Der Postillon - kultur 157 - Juni 2019

Eigentlich müssten wir häufiger zitiert werden - Das Satire-Magazin „Der Postillon“ kommt mit einer Live-Show in die Oper Bonn

von Thomas Kölsch

In 90 Minuten lässt sich über vieles berichten. Auf der Welt passiert jeden Tag schließlich mehr als genug, um die „Tagesthemen“ dreimal zu füllen.
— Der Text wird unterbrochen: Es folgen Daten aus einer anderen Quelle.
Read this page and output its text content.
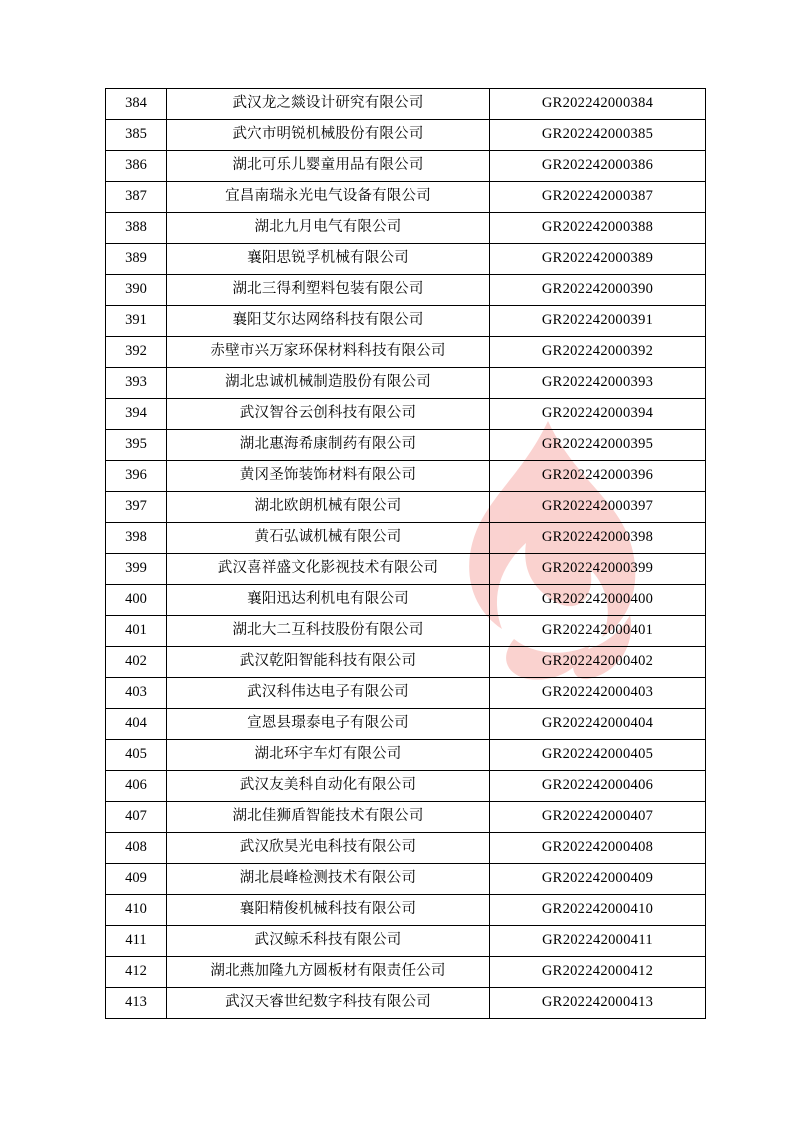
384	武汉龙之燚设计研究有限公司	GR202242000384
385	武穴市明锐机械股份有限公司	GR202242000385
386	湖北可乐儿婴童用品有限公司	GR202242000386
387	宜昌南瑞永光电气设备有限公司	GR202242000387
388	湖北九月电气有限公司	GR202242000388
389	襄阳思锐孚机械有限公司	GR202242000389
390	湖北三得利塑料包装有限公司	GR202242000390
391	襄阳艾尔达网络科技有限公司	GR202242000391
392	赤壁市兴万家环保材料科技有限公司	GR202242000392
393	湖北忠诚机械制造股份有限公司	GR202242000393
394	武汉智谷云创科技有限公司	GR202242000394
395	湖北惠海希康制药有限公司	GR202242000395
396	黄冈圣饰装饰材料有限公司	GR202242000396
397	湖北欧朗机械有限公司	GR202242000397
398	黄石弘诚机械有限公司	GR202242000398
399	武汉喜祥盛文化影视技术有限公司	GR202242000399
400	襄阳迅达利机电有限公司	GR202242000400
401	湖北大二互科技股份有限公司	GR202242000401
402	武汉乾阳智能科技有限公司	GR202242000402
403	武汉科伟达电子有限公司	GR202242000403
404	宣恩县璟泰电子有限公司	GR202242000404
405	湖北环宇车灯有限公司	GR202242000405
406	武汉友美科自动化有限公司	GR202242000406
407	湖北佳狮盾智能技术有限公司	GR202242000407
408	武汉欣昊光电科技有限公司	GR202242000408
409	湖北晨峰检测技术有限公司	GR202242000409
410	襄阳精俊机械科技有限公司	GR202242000410
411	武汉鲸禾科技有限公司	GR202242000411
412	湖北燕加隆九方圆板材有限责任公司	GR202242000412
413	武汉天睿世纪数字科技有限公司	GR202242000413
Und im Gegensatz zu Caren Miosga und Ingo Zamperoni dürfen die „Postillon“-Moderatoren Thieß Neubert und Anne Rothäuser dies auch tun, wenn sie auf der Bühne sitzen und mit nüchternem Ton ihre Nachrichten verlesen. Fakten, Fakten, Fakten. Gespickt mit Pointen, Pointen, Pointen. Gnadenlos überzeichnet, mitunter um die Ecke gedacht, aber stets mit einem wahren Kern. Satire eben, wie man sie von dem populären Satire-Online-Magazin kennt, das sich erstmals in seiner (fiktiven) 174-jährigen Geschichte mit einer Live-Show an sein Publikum wendet. Im Rahmen von „Quatsch keine Oper“ kommt der „Postillon“ auch nach Bonn – und hat dabei neben der Unterhaltung auch eine ernste Mission.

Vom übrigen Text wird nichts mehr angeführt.